The object is thus to acquire research that is relatively cheap but which attracts high levels of overheads. The rise in concern for endangered languages has thus come as something of a boon in a period of financial regression; it plays on a certain sentimentalism with the general public while having no threatening content. Outsiders can be manipulated into imagining that indeed the threatened languages out there are being documented and returned from the edge. One consequence of this has been a surge of interest by those in the art world; requests come in for recordings or lines of poetry in endangered languages, to be used in installations or even to be projected on the sides of buildings. The proposed function of this is ‘draw attention’ to the loss of languages. But this is rather like watching a cookery programme extolling the virtues of fresh food while eating a t.v. dinner. No amount of agonising by the middle classes has any real impact on language loss, only on the amount and quality of the hand-wringing.

 

Linguists therefore wish to perform a sort of surgery on the patient, extracting the maximum of ephemeral career points with the minimum of pain to themselves.
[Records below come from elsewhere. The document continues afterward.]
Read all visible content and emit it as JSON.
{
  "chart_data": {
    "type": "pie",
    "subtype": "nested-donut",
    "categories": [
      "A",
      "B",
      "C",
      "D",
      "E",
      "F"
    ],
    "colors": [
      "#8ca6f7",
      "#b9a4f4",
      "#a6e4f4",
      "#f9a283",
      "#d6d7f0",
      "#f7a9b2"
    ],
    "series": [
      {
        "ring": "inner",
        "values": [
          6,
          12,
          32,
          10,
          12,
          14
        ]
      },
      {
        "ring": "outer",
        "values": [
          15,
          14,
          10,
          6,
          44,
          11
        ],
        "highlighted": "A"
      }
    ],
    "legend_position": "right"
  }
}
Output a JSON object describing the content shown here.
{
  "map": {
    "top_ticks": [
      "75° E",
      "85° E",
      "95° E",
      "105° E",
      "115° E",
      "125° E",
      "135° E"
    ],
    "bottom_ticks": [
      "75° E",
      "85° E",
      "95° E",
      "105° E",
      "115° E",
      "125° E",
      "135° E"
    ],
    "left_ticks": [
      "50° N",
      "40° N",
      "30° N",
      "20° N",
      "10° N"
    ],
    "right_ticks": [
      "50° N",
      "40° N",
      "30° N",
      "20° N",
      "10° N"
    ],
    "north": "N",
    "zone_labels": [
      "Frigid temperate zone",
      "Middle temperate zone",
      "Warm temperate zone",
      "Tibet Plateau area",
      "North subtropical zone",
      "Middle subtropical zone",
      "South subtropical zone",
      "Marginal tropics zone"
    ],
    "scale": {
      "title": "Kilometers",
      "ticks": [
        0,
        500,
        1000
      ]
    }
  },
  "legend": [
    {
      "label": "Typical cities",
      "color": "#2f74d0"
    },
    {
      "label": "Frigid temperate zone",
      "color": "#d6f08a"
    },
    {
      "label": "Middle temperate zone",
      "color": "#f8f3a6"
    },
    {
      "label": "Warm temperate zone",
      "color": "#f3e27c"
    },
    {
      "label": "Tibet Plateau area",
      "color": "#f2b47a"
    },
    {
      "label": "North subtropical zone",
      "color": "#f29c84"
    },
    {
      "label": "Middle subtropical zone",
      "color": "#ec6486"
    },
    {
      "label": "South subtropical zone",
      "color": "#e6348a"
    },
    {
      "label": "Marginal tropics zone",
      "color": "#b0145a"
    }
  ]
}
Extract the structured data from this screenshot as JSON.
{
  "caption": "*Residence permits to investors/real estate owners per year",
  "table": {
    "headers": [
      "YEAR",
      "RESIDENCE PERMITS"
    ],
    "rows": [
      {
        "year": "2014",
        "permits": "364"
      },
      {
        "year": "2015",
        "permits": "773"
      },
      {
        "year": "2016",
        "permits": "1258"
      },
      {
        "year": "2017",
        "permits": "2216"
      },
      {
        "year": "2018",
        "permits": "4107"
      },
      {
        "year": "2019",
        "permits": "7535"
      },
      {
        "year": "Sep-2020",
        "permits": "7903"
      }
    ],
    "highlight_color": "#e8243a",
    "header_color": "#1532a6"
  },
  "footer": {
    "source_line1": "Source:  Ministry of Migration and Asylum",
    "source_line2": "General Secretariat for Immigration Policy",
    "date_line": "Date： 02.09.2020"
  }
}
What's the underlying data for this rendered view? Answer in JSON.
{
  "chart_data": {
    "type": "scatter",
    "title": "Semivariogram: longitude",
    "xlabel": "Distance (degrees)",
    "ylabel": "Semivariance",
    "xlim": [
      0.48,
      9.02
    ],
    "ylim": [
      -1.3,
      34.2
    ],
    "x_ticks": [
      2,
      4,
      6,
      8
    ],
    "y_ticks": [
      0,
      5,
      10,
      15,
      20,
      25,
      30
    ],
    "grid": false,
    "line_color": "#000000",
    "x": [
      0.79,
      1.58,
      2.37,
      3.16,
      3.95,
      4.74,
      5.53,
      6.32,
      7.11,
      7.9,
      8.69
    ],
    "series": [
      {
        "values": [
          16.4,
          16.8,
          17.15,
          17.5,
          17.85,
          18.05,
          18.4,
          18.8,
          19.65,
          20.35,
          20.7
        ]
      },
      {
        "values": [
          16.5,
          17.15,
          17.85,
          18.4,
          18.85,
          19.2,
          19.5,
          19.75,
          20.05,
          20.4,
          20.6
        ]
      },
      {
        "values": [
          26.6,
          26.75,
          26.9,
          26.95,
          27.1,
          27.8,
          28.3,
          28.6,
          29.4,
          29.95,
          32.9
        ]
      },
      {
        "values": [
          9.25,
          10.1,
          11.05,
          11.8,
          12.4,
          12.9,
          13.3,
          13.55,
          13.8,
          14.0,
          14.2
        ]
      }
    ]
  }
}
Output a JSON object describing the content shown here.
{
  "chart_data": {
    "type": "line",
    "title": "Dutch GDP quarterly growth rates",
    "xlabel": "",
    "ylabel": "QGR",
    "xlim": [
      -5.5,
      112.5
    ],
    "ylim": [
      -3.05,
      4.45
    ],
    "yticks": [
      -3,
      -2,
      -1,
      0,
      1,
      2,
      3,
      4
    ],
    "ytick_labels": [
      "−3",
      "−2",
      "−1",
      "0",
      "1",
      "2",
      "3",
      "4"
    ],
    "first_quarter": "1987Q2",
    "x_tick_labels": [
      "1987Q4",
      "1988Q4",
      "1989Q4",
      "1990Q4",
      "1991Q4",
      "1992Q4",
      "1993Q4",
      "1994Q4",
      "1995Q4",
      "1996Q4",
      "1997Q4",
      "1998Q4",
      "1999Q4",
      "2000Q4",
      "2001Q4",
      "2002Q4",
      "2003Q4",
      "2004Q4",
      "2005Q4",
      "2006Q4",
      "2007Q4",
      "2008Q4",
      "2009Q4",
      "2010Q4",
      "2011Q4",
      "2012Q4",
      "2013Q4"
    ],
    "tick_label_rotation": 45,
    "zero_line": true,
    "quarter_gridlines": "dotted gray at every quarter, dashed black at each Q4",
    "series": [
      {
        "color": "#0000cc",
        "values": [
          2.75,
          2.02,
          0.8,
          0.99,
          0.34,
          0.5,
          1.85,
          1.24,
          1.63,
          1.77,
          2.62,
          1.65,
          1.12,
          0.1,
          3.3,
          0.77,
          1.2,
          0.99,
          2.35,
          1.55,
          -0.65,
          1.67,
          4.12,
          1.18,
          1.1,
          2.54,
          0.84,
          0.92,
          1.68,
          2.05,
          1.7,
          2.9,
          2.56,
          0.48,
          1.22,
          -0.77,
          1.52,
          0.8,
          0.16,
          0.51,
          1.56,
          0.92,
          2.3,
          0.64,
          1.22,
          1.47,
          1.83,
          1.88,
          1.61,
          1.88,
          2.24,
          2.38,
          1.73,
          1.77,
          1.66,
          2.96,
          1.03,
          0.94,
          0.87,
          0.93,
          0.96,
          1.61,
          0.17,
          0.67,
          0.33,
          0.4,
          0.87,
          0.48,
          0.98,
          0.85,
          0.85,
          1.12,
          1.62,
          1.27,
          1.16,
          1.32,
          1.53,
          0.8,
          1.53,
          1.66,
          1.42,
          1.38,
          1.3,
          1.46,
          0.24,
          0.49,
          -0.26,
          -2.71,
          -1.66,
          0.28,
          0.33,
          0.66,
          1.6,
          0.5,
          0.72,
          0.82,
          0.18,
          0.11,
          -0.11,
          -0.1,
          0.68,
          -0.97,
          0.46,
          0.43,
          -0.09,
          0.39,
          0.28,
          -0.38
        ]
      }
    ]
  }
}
This type of linguistics is of very limited value to the study of language, since most of it involves a type of intricate self-absorption, philosophy masquerading as empirical science. But for linguists this is not generally a matter of concern; like everyone else, they want a career path and they need to keep feeding the insatiable demand for institutional overheads. So the main reason for the choices concerning endangered languages appears to be convenience; for something smart to say in the seminar room, and future employability in the much larger world of academia. Moreover, as in other sectors, such as NGOs or international development, the administrators quickly discover that colour leaflets and websites trumpeting successes are so much cheaper and more satisfying than real achievement. Hence the expenditure of such large sums for such limited results; the old men and women go to their graves largely unrecorded and the archives will fill with largely unread theses framed by forgotten theories.